Here is Great-Grandfather Jules Macaire on a bob-tail polo pony around 1930.
I never met him. He died at a relatively young age. A polo accident when he was only 35 left him paralysed on one side, and it affected his health.
He ran a riding academy out of a small stables in Neuilly. During the war, the academy and horses were confiscated. When the war finished, he went back to teaching riding and polo. His son took over when his health failed, but never really made a success of the riding school. When Jules died, his son (my husband's father) moved the ponies to the Bagatelle club in Paris, then sold the stables for a pittance to a developer for apartment buildings.
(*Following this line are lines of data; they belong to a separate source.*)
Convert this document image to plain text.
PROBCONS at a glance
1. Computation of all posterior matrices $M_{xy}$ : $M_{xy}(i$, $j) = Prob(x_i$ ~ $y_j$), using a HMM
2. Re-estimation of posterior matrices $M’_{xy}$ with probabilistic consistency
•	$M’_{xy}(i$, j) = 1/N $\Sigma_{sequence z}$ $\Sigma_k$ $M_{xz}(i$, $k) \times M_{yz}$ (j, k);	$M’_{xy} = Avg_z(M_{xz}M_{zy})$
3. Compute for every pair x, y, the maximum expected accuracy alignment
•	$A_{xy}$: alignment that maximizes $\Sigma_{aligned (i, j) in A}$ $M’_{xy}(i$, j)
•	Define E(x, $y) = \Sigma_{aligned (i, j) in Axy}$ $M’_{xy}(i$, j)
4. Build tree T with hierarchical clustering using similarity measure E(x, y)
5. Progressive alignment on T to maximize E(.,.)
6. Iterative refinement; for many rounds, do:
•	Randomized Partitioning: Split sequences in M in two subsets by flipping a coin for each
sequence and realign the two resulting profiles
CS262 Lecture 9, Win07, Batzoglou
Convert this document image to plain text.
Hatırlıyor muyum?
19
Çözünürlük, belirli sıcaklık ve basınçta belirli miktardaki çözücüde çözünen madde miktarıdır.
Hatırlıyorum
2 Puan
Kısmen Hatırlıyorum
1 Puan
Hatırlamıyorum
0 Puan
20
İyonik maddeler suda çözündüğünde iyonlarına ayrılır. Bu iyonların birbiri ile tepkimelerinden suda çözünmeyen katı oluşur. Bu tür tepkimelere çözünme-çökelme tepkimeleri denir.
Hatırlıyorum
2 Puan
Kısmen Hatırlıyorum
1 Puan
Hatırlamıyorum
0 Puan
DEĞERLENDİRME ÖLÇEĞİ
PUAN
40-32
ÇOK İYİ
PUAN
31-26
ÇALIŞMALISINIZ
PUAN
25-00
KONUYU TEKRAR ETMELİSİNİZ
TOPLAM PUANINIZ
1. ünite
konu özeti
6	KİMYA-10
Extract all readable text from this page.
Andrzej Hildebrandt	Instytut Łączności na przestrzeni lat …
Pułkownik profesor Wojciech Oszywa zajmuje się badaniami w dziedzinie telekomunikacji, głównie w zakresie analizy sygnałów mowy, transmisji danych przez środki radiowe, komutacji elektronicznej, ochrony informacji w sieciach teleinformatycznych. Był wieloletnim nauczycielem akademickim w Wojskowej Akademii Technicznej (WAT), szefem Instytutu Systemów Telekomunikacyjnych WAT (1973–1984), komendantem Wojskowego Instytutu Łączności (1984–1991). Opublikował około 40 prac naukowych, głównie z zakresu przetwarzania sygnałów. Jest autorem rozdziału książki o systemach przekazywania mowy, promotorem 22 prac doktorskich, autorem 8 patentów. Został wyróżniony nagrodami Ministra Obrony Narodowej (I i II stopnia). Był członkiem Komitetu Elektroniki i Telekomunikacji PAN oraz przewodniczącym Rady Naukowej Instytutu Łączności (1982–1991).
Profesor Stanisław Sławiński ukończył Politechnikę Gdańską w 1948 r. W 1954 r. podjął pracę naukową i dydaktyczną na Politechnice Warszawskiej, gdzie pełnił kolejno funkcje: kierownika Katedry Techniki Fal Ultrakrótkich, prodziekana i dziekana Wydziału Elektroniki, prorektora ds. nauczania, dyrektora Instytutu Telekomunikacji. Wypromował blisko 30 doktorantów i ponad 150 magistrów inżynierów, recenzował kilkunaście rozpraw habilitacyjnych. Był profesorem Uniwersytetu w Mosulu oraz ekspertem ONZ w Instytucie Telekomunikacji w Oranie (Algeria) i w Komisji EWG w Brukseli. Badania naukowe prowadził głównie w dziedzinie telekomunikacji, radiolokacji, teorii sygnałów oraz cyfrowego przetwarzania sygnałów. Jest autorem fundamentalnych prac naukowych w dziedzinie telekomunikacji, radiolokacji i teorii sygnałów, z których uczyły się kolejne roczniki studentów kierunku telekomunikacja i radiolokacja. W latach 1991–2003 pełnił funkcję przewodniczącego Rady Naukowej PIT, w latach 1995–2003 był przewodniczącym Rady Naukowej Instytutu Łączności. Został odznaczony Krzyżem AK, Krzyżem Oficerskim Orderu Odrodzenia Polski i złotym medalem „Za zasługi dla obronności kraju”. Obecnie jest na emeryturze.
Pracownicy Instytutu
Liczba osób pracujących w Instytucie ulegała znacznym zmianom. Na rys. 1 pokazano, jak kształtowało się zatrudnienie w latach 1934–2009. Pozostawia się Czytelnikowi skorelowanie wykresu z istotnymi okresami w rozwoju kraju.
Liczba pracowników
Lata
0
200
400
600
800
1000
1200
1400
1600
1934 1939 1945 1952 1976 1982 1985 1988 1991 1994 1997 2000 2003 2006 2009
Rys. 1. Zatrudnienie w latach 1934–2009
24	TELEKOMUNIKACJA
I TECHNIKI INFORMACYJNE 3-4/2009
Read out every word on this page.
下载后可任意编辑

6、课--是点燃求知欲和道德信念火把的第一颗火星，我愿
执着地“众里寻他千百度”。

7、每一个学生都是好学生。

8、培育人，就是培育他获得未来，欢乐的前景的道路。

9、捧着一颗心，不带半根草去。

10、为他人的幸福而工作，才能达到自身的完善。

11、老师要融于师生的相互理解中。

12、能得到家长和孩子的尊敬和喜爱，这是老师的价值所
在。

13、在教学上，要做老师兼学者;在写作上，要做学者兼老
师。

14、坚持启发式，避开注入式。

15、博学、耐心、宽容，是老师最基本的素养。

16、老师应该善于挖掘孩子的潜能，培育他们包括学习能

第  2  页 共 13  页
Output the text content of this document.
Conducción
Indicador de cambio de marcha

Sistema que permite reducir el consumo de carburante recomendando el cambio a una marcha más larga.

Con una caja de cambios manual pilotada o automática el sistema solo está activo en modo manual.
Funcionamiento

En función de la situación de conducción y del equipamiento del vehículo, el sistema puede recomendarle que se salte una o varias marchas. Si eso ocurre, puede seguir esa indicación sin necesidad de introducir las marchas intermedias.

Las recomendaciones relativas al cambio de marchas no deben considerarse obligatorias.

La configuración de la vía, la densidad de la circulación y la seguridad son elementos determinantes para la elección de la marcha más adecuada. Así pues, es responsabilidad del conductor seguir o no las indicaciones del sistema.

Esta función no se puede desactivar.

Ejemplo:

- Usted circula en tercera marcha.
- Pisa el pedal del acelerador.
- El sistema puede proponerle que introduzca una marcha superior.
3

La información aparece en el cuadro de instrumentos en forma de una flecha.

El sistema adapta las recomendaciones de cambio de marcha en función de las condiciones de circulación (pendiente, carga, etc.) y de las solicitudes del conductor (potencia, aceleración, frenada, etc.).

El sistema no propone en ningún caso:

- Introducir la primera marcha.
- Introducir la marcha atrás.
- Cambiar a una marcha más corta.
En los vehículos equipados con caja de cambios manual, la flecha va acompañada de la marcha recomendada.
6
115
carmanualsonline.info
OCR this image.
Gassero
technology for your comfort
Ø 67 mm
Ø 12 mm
Family fortunes move up and down. I can follow my husband's family fortune as it slowly sank. War, health problems, and financial mismanagement depleted the fortune, and today, of the riding stables and farm they once owned, there is nothing left. It's sad. Only a few pieces of furniture remain that speak of bygone days. A bronze statue of two horses, an ebony table inlaid with ivory, a few knick-knacks. And a photgraph with a broken frame.
8 comments:
How unfortunate. A very poignant posting.
I can see why you are a writer. That post pulled the reader in and tied it up very neatly at the end.
I have to relate though. My family in MD owned a large, lare amount of land. My grandparents sold it in 1985. One piece became a riding academy for 20 years. Not too long ago it was sold for millions to a land developer and he put a huge development on the land. You do feel like a big part of your history is gone forever.
But the courage, the skill, the love remains,Sam.
The closing of your post ...
Only a few pieces of furniture remain that speak of bygone days. A bronze statue of two horses, an ebony table inlaid with ivory, a few knick-knacks. And a photograph with a broken frame.
... Would make the great start to a novel.
My family had to flee from the Russians and leave behind land in what's now Poland, and a house in an eastern Germany town we didn't even want back after the reunion when we saw in what bad state of repair it was. Sure, my mother played with the thought, by my brother and I told her off, and so did our cousins. Some memories come with too great a price tag.
Travis - don't get me started...
LOL
Gabriele, that must make for a lot of painful memories. Like you say - the price tag is often very high.
My grandfather was an artisan glass carver from the Austrian-Hungarian empire. He'd carve those gorgeous cut glass goblets and crystal bowls and mirrors with designs.
But one by one... over the years... they all broke. Now there's scarcely anything left but memories.
And every time one of them was broken, the the many movings across country, there'd be this huge guilt, like it was one more chink out of the legacy.
I guess anyone's lucky to leave much of anything behind that lasts...
I'm more than a day late and a dollar short here, but I had to comment on how cool it is you have the picture and the history. Yes we live in the present, but the past and our history are us too.
Very cool picture. BTW, I caught the Thursday 12 at KateR's blog. Very nice.